Mysql – the optimal setting for innodb_buffer_pool_instances for a mid level AWS RDS server with 6gb buffer pool

amazon-rdsawsinnodbMySQLmysql-5.7

We have a MySQL 5.7 AWS RDS instance running on a db.m4.large instance. The basic resources for that instance type are:

  1. 7.5gb RAM
  2. 2 VCPU

RDS defaults to a calculation that allocates 75% of RAM to innodb_buffer_pool_size.

{DBInstanceClassMemory*3/4}

This ends up being a 6gb allocation:

mysql> SELECT @@innodb_buffer_pool_size/1024/1024/1024;
+------------------------------------------+
| @@innodb_buffer_pool_size/1024/1024/1024 |
+------------------------------------------+
|                           6.000000000000 |
+------------------------------------------+

With MySQL 5.7 if you do not set the number of buffer pool instances, then MySQL now defaults to 8 pools.
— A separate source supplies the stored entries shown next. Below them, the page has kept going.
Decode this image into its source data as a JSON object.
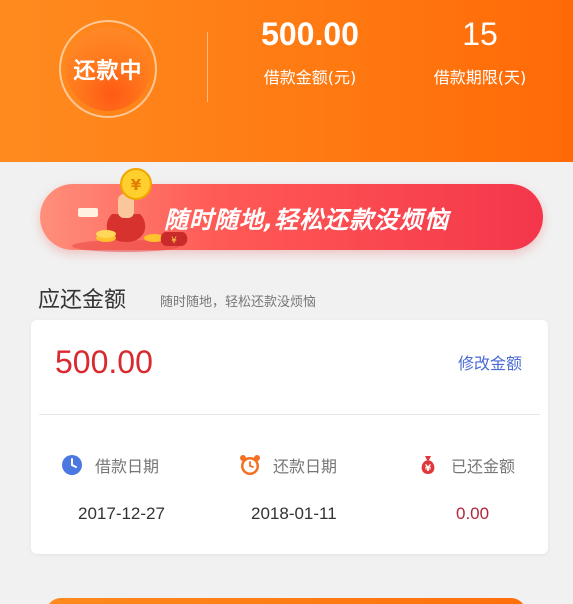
{
  "header": {
    "status": "还款中",
    "loan_amount": {
      "value": "500.00",
      "label": "借款金额(元)"
    },
    "loan_term": {
      "value": "15",
      "label": "借款期限(天)"
    }
  },
  "banner": {
    "text": "随时随地,轻松还款没烦恼"
  },
  "section": {
    "title": "应还金额",
    "subtitle": "随时随地，轻松还款没烦恼"
  },
  "card": {
    "amount": "500.00",
    "edit_label": "修改金额",
    "columns": [
      {
        "icon": "clock-icon",
        "label": "借款日期",
        "value": "2017-12-27"
      },
      {
        "icon": "alarm-clock-icon",
        "label": "还款日期",
        "value": "2018-01-11"
      },
      {
        "icon": "money-bag-icon",
        "label": "已还金额",
        "value": "0.00"
      }
    ]
  },
  "colors": {
    "primary_orange": "#ff7a12",
    "amount_red": "#d9292f",
    "link_blue": "#4b6bd6"
  }
}
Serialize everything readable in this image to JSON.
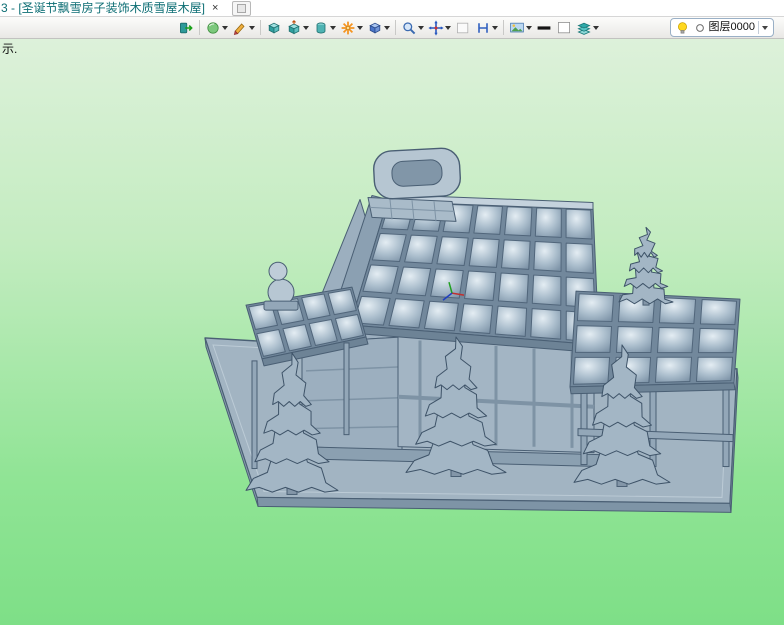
{
  "tab_bar": {
    "active_tab_title": "3 - [圣诞节飘雪房子装饰木质雪屋木屋]",
    "close_glyph": "×"
  },
  "toolbar": {
    "buttons": [
      {
        "icon": "exit-icon",
        "has_dropdown": false
      },
      {
        "icon": "render-style-icon",
        "has_dropdown": true
      },
      {
        "icon": "sketch-pencil-icon",
        "has_dropdown": true
      },
      {
        "icon": "solid-cube-icon",
        "has_dropdown": false
      },
      {
        "icon": "extrude-cube-icon",
        "has_dropdown": true
      },
      {
        "icon": "primitive-cylinder-icon",
        "has_dropdown": true
      },
      {
        "icon": "pattern-star-icon",
        "has_dropdown": true
      },
      {
        "icon": "view-cube-icon",
        "has_dropdown": true
      },
      {
        "icon": "zoom-magnifier-icon",
        "has_dropdown": true
      },
      {
        "icon": "move-crosshair-icon",
        "has_dropdown": true
      },
      {
        "icon": "blank-square-icon",
        "has_dropdown": false
      },
      {
        "icon": "measure-icon",
        "has_dropdown": true
      },
      {
        "icon": "image-icon",
        "has_dropdown": true
      },
      {
        "icon": "line-width-icon",
        "has_dropdown": false
      },
      {
        "icon": "color-swatch-icon",
        "has_dropdown": false
      },
      {
        "icon": "layers-icon",
        "has_dropdown": true
      },
      {
        "icon": "light-bulb-icon",
        "has_dropdown": false
      }
    ],
    "layer_combo": {
      "value": "图层0000"
    }
  },
  "viewport": {
    "prompt_text": "示."
  },
  "colors": {
    "background_top": "#ddf1da",
    "background_bottom": "#7edf87",
    "model_fill": "#a6b8c7",
    "model_outline": "#4a5f74",
    "tab_text": "#0d6e74"
  }
}
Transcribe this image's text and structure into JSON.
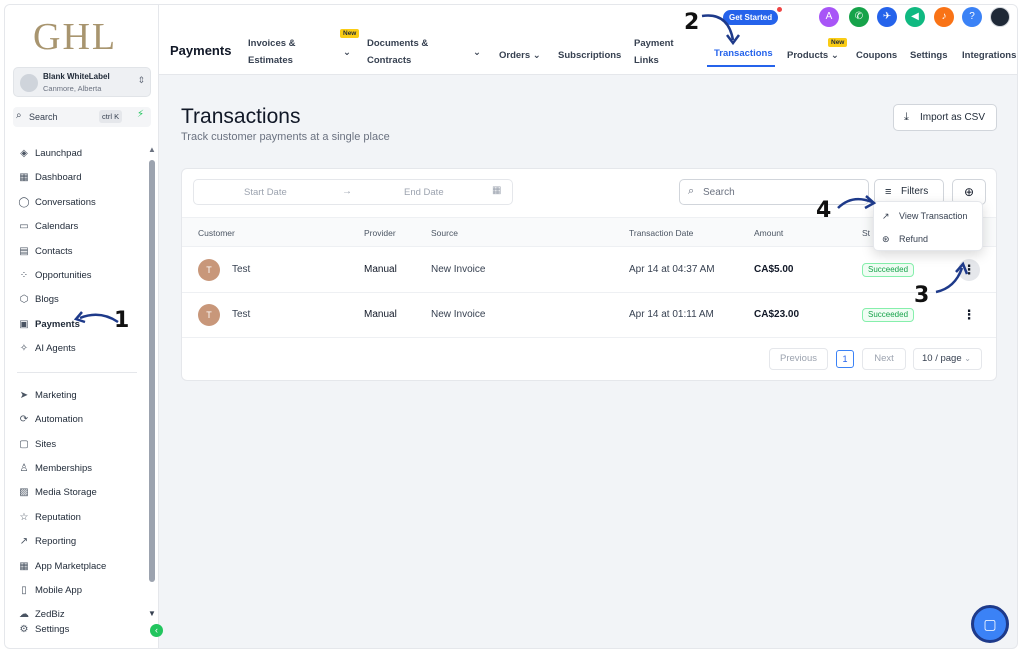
{
  "sidebar": {
    "logo": "GHL",
    "account": {
      "name": "Blank WhiteLabel",
      "location": "Canmore, Alberta"
    },
    "search": {
      "label": "Search",
      "shortcut": "ctrl K"
    },
    "items": [
      {
        "label": "Launchpad",
        "icon": "rocket-icon"
      },
      {
        "label": "Dashboard",
        "icon": "grid-icon"
      },
      {
        "label": "Conversations",
        "icon": "chat-icon"
      },
      {
        "label": "Calendars",
        "icon": "calendar-icon"
      },
      {
        "label": "Contacts",
        "icon": "contacts-icon"
      },
      {
        "label": "Opportunities",
        "icon": "opportunities-icon"
      },
      {
        "label": "Blogs",
        "icon": "blogs-icon"
      },
      {
        "label": "Payments",
        "icon": "payments-icon",
        "active": true
      },
      {
        "label": "AI Agents",
        "icon": "sparkle-icon"
      },
      {
        "label": "Marketing",
        "icon": "send-icon"
      },
      {
        "label": "Automation",
        "icon": "automation-icon"
      },
      {
        "label": "Sites",
        "icon": "sites-icon"
      },
      {
        "label": "Memberships",
        "icon": "memberships-icon"
      },
      {
        "label": "Media Storage",
        "icon": "image-icon"
      },
      {
        "label": "Reputation",
        "icon": "star-icon"
      },
      {
        "label": "Reporting",
        "icon": "chart-icon"
      },
      {
        "label": "App Marketplace",
        "icon": "apps-icon"
      },
      {
        "label": "Mobile App",
        "icon": "mobile-icon"
      },
      {
        "label": "ZedBiz",
        "icon": "brain-icon"
      },
      {
        "label": "Settings",
        "icon": "gear-icon"
      }
    ]
  },
  "topbar": {
    "title": "Payments",
    "tabs": {
      "invoices": "Invoices & Estimates",
      "documents": "Documents & Contracts",
      "orders": "Orders",
      "subscriptions": "Subscriptions",
      "payment_links": "Payment Links",
      "transactions": "Transactions",
      "products": "Products",
      "coupons": "Coupons",
      "settings": "Settings",
      "integrations": "Integrations"
    },
    "new_badge": "New",
    "get_started": "Get Started"
  },
  "main": {
    "title": "Transactions",
    "subtitle": "Track customer payments at a single place",
    "import_label": "Import as CSV",
    "start_date_placeholder": "Start Date",
    "end_date_placeholder": "End Date",
    "search_placeholder": "Search",
    "filters_label": "Filters",
    "columns": {
      "customer": "Customer",
      "provider": "Provider",
      "source": "Source",
      "date": "Transaction Date",
      "amount": "Amount",
      "status": "St"
    },
    "rows": [
      {
        "initial": "T",
        "customer": "Test",
        "provider": "Manual",
        "source": "New Invoice",
        "date": "Apr 14 at 04:37 AM",
        "amount": "CA$5.00",
        "status": "Succeeded"
      },
      {
        "initial": "T",
        "customer": "Test",
        "provider": "Manual",
        "source": "New Invoice",
        "date": "Apr 14 at 01:11 AM",
        "amount": "CA$23.00",
        "status": "Succeeded"
      }
    ],
    "pagination": {
      "previous": "Previous",
      "current": "1",
      "next": "Next",
      "per_page": "10 / page"
    },
    "menu": {
      "view": "View Transaction",
      "refund": "Refund"
    }
  },
  "annotations": {
    "step1": "1",
    "step2": "2",
    "step3": "3",
    "step4": "4"
  },
  "colors": {
    "accent": "#2563eb",
    "success": "#16a34a",
    "annotation": "#e11d1d",
    "logo": "#a8956f"
  }
}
However the MySQL 5.7 manual states this when discussing buffer pool instances:

The total size you specify is divided among all the buffer pools. For
best efficiency, specify a combination of innodb_buffer_pool_instances
and innodb_buffer_pool_size so that each buffer pool instance is at
least 1GB.

For this reason, I plan on reducing the innodb_buffer_pool_instances to a number <= 6.

Here are my questions:

  1. Is there some correlation to be made between the number of CPU's and
    the buffer_pool_instances setting?
  2. Would it be better in this scenario to go with 4,5, or 6
    buffer_pool_instances, and if so, what is the reasoning behind that
    recommendation? My simplistic response would be to change the setting to 6 buffer pool instances to satisfy the "at least 1GB" recommendation, but I would be interested to hear from anyone who has looked into this further, or done benchmarking of this setting whether that be under RDS or not.

Best Answer

Short Answer: Not a problem.

Long Answer:

The "instances" feature is new (as of 5.5.4) and exists to speed up certain things when the system is running at peak load. But even then, it does not help the performance more than a few percent. For lightly loaded servers, the improvement is probably not measurable.

What about "8"? I have yet to hear of anyone getting in trouble when each instance is less than 1GB. I suspect it is "advice", not "a hard and fast rule" to make each instance at least 1GB. In fact, glancing at a few dozen servers, I see that almost half of them violate that. I see one machine with 10 instances for only 2GB of buffer_pool.

I would trust RDS to provide reasonable settings. If their settings are bad, they will be bad for all their clients. Imagine how much hassling RDS would get!